La historia de Eva Duarte de Perón después de morir, cuyo cuerpo embalsamado viajó por más de dos décadas, recorriendo ciudades y cruzando océanos.

    Santa Evita, la miniserie que se estrenó en Star+, dirigida por Alejandro Maci y Rodrigo García, es una interpretación de la novela de Tomás Eloy Martínez que le da un giro más a la hisotria y la toma desde la  perspectiva de género. Con esta nueva mirada Santa Evita narra el devenir del cadáver embalsamado de Eva Duarte de Perón.

    La brillante novela de Martínez explora con mucha imaginación pero desde una base de investigación periodística y con un atrapante tono de suspenso lo ocurrido tras el secuestro de los restos de Evita. Sin embargo, el director de la miniserie, Maci, eligió hacer una relectura de la historia focalizando en  las relaciones misóginas, obsesivas, de aborrecimiento y fascinación de los hombres que rodeaban en vida a Evita (Natalia Oreiro) y que la manipularon una vez muerta.

    En ese sentido, Darío Grandinetti, Ernesto Alterio y el catalán Francesc Orella interpretan a tres personajes claves en ese recorrido: Juan Domingo Perón, el coronel Carlos Moori Koening, encargado de secuestrar los restos de Evita, y el médico español Pedro Ara, quien embalsamó el cuerpo de esta mujer que marcó un antes y un después en la historia política Argentina y a la que el régimen militar le temía tanto como la odiaba.

    Cada uno de estos personajes se transforma a lo largo de sus siete episodios de 45 minutos en una figura que, desde distintos lugares, controlaba a la actriz y dirigente, en épocas en que la irrupción de las mujeres en la política era una completa –y cuestionada- novedad.
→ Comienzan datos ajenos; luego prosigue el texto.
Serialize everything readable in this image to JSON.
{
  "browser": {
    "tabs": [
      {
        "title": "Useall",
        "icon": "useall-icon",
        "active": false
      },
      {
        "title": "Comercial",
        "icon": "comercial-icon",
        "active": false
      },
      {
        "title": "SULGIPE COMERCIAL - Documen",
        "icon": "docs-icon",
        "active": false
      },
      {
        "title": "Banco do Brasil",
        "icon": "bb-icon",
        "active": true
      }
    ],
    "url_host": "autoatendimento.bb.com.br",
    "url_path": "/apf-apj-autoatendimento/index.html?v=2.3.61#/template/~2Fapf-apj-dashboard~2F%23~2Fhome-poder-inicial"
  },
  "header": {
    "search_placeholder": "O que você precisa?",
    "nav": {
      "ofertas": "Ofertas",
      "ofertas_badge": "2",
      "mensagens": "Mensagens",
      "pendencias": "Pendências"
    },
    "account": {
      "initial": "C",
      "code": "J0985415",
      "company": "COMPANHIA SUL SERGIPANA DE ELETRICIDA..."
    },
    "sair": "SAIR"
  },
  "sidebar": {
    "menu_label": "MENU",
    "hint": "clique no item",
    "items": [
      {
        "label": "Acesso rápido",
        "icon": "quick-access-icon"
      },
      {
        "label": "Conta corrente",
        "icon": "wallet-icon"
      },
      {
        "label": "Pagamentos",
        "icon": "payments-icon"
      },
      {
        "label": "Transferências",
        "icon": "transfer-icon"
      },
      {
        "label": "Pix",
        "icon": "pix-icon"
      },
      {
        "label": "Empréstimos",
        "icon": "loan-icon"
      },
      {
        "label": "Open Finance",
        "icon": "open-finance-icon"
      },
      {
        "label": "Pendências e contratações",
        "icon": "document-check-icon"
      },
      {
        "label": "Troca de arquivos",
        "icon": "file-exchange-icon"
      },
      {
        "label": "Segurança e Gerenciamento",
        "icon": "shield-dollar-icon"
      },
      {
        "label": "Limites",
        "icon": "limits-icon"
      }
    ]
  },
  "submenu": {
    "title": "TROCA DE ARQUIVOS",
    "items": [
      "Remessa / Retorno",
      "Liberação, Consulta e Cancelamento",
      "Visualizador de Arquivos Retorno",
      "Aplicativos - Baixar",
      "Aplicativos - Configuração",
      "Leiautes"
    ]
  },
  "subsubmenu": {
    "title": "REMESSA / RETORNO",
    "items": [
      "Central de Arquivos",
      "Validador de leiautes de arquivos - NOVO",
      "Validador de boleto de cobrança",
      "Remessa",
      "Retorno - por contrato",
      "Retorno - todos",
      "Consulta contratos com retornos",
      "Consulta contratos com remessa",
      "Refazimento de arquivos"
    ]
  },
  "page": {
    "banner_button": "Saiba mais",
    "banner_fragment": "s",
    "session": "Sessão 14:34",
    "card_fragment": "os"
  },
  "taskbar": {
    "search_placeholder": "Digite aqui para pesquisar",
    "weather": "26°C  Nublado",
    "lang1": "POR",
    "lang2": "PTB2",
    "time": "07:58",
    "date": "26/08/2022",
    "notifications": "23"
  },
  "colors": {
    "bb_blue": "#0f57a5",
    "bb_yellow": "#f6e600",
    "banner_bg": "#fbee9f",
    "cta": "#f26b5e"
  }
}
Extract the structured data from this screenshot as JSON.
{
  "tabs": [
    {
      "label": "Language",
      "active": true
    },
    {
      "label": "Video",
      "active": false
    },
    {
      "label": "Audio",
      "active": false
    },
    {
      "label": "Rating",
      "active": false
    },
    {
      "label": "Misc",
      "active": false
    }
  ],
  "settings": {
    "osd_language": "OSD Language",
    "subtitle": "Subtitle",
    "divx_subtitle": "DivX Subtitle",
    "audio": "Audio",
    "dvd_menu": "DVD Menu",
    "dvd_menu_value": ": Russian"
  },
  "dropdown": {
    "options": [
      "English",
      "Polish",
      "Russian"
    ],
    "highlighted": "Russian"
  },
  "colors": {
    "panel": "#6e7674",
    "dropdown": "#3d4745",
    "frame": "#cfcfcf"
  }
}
    La miniserie ha sido motivo de notas en diarios como El País que aprovechó el estreno para recorrer la historia escrita por Tomás Eloy Martínez, resaltando el desopilante destino del cadáver de Evita. Los personajes siniestros que se encargaron de esconder el cuerpo, los conciliábulos gubernamentales que generaba su poder aún muerta, y los mitos en torno al destino de quienes la manipularon, alimentan el surrealismo mágico, lo llevan a su máxima expresión. Si no leíste la novela, tal vez la miniserie sea una buena oportunidad para descubrir un capítulo más de la absurda historia argentina.